Like the Hocker family featured “The insubordinate” (Cover Story, March 12), our family was bullied and chased out of a Richmond Public School, John B. Cary Elementary. Although our daughter never received a school suspension, she became a target of an administration that demonized normal childhood behaviors. She was hounded for talking during lunch, for drawing after completing classroom assignments, and made to feel horrible about her imagination. The administration grossly mishandled typical disagreements between children and caused further discord.
Over several harrowing weeks at Cary, it became apparent that our child was being set up for failure and worse, was being psychologically abused at school. We kept School Board members Betsy Carr and Keith West informed. We spoke with Principal Brenda Phillips’ supervisor. Eventually, thanks to board member Carol Wolf we were allowed to speak in closed session with a few board members, the director of human resources and members of the RPS Safety & Security Office.

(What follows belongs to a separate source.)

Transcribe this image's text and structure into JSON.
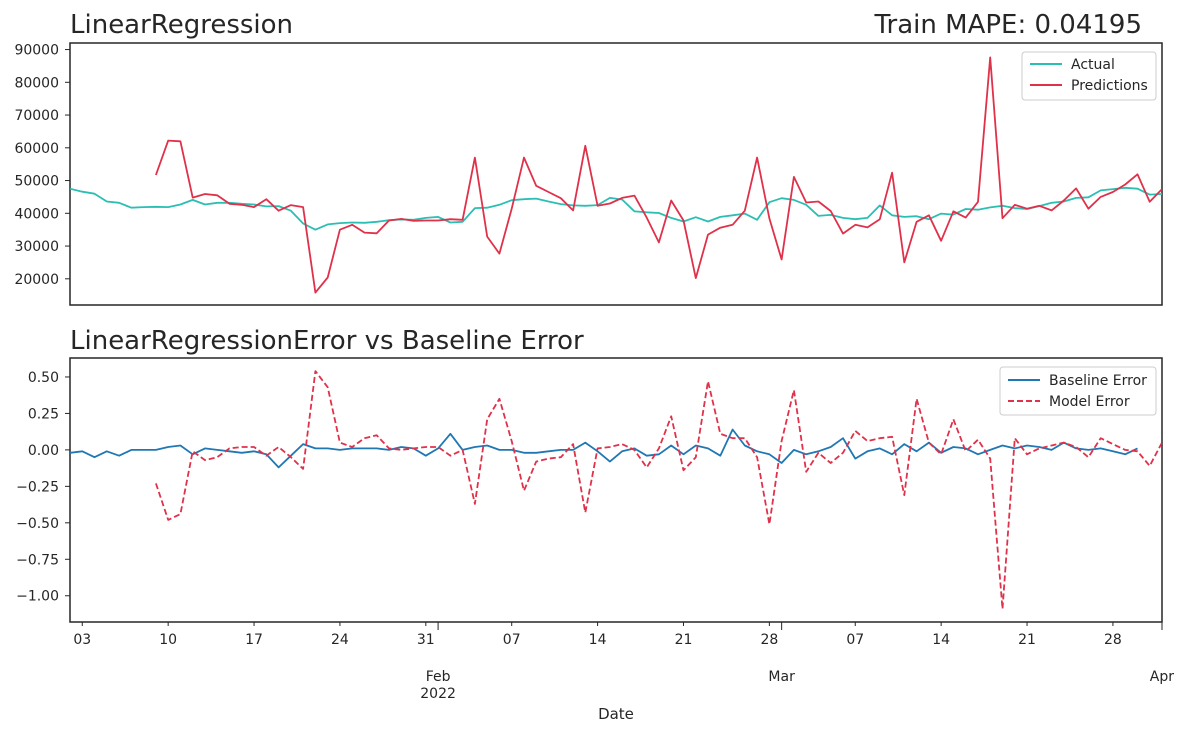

Before our abrupt transfer mid-October from Cary to another school, an RPS employee slipped me a phone number and later gave details how the administration had been “picking” on our child and how they had been trying “to get rid” of us.
Our daughter left Cary with straight A’s and a clean school record including glowing end-of-the-year comments from her teachers. In her new school, she has continued to be on honor roll and has not had any discipline problems.
Our family’s suffering could have been prevented. For over three years, families and teachers have complained and reported on Principal Phillips — everything from shunning, shaming, bullying, yelling, belittling and inept leadership, to barricading a child in the school office hallway — to RPS administrators at City Hall such as the principal’s supervisor, Schools Superintendent Deborah Jewell-Sherman, School Board members and human resources. The parents and teachers have shared their stories and cannot understand how Phillips could still be a principal and feel horrible that our daughter was hurt.
Ms. Tonya Hocker will transfer her daughter to Cary next fall, unaware that Phillips is under investigation and that her administration has operated much like Chimborazo’s, where her daughter was severely mistreated. Administration and School Board downtown must fire all inept and bullying principals from RPS and question Jewell-Sherman’s decision-making and policies. We cannot have a RPS system where test scores count and not children.
We commend Tonya Hocker for her courage and wish her family well. The psychological abuse they have suffered under the RPS system is reprehensible.